Because all foreigners present in the country legally arrive with time-limited visas for various purposes (employment, study, family visit or dependent visa, diplomat status, Islamic pilgrimage, etc.), there is no real form of permanent residency. The iqama residency card for foreigners still requires a sponsor, and failure to renew the card in a timely fashion can result in loss of legal status. Foreigners who lose or change their employment must leave the country to obtain a new visa, and then must go through the process again to obtain a new iqama upon arrival.
The future introduction of a US-style "green card" for foreigners, with abolition of sponsorship requirements and greater rights such as property and business ownership, is under discussion.
Abuse and scandals
Many domestic servants in Saudi Arabia are treated adequately, but there have been numerous cases of abuse. Foreign workers have been raped, exploited, under- or unpaid, physically abused, overworked and locked in their places of employment. The international organisation Human Rights Watch (HRW) describes these conditions as "near-slavery" and attributes them to "deeply rooted gender, religious, and racial discrimination". In many cases the workers are unwilling to report their employers for fear of losing their jobs or further abuse. Other forms of general discrimination, such as a lack of freedom of religion for non-Sunni Muslims, are also applicable.
Some American English teachers have complained they were not informed of a 90-day probation period.
According to a spokesperson from HRW, Saudi Arabian law does not provide strong legal protection for migrant workers and housemaids. As such, they face "arbitrary arrests, unfair trials and harsh punishments" and may falsely be accused of crime. Amnesty International reports that those charged are often unable to follow the court proceedings, as they are often unable to speak the language and are not given interpreters or legal counsel. Foreign workers have been charged with various crimes, including theft, murder and "black magic". After a worker is convicted and sentenced to death, in many cases the worker's home government is not notified. When the country's representatives are notified, it is often difficult for them to argue for a commutation of sentence. Efforts by the Indonesian government in 2011, for example, required the victims' families to grant clemency and be given diyya ("blood money") in the millions of riyal[a] before the Saudi government would consider the case. As of January 2013[update], the majority of foreign workers held on death row in Saudi Arabia come from Indonesia.
These conditions have sparked condemnation both inside and outside of Saudi Arabia. In 2002, Grand Mufti Abdul-Azeez ibn Abdullaah Aal ash-Shaikh argued that Islam required employers to honour their contracts and not intimidate, blackmail or threaten their workers.
Several executions have sparked international outcries. In June 2011 Ruyati binti Satubi, an Indonesian maid, was beheaded for killing her employer's wife, reportedly after years of abuse. A video of the execution, posted online, prompted extensive criticism.

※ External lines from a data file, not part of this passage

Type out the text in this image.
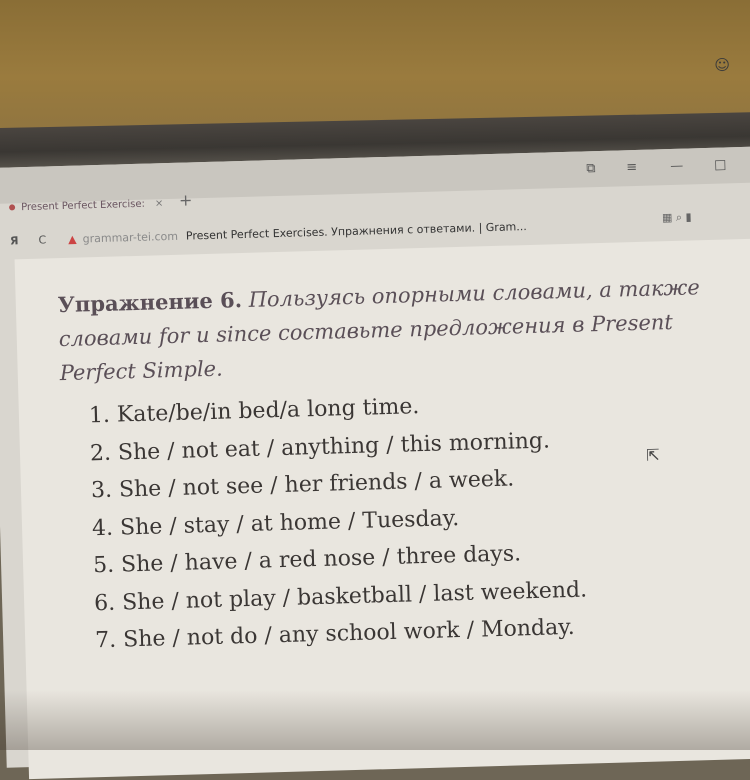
⧉ ≡	— □
Present Perfect Exercise: × +
Я C ▲ grammar-tei.com Present Perfect Exercises. Упражнения с ответами. | Gram...
▦ ⌕ ▮
Упражнение 6. Пользуясь опорными словами, а также словами for и since составьте предложения в Present Perfect Simple.
1. Kate/be/in bed/a long time.
2. She / not eat / anything / this morning.
3. She / not see / her friends / a week.
4. She / stay / at home / Tuesday.
5. She / have / a red nose / three days.
6. She / not play / basketball / last weekend.
7. She / not do / any school work / Monday.
⇱
☺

In September 2011 a Sudanese migrant worker was beheaded for "sorcery", an execution which Amnesty International condemned as "appalling". In January 2013 a Sri Lankan maid named Rizana Nafeek was beheaded after she was convicted of murdering a child under her care, an occurrence which she attributed to the infant choking. The execution drew international condemnation of the government's practices and led Sri Lanka to recall its ambassador. These are not isolated cases. According to figures by Amnesty International, in 2010 at least 27 migrant workers were executed and, as of January 2013[update], more than 45 foreign maids were on death row awaiting execution.
In 2015 Saudi Arabia introduced reforms in an attempt to fix its laws and protect foreign workers.
- At September 2013 rates, this was equivalent to hundreds of thousands to millions of US dollars.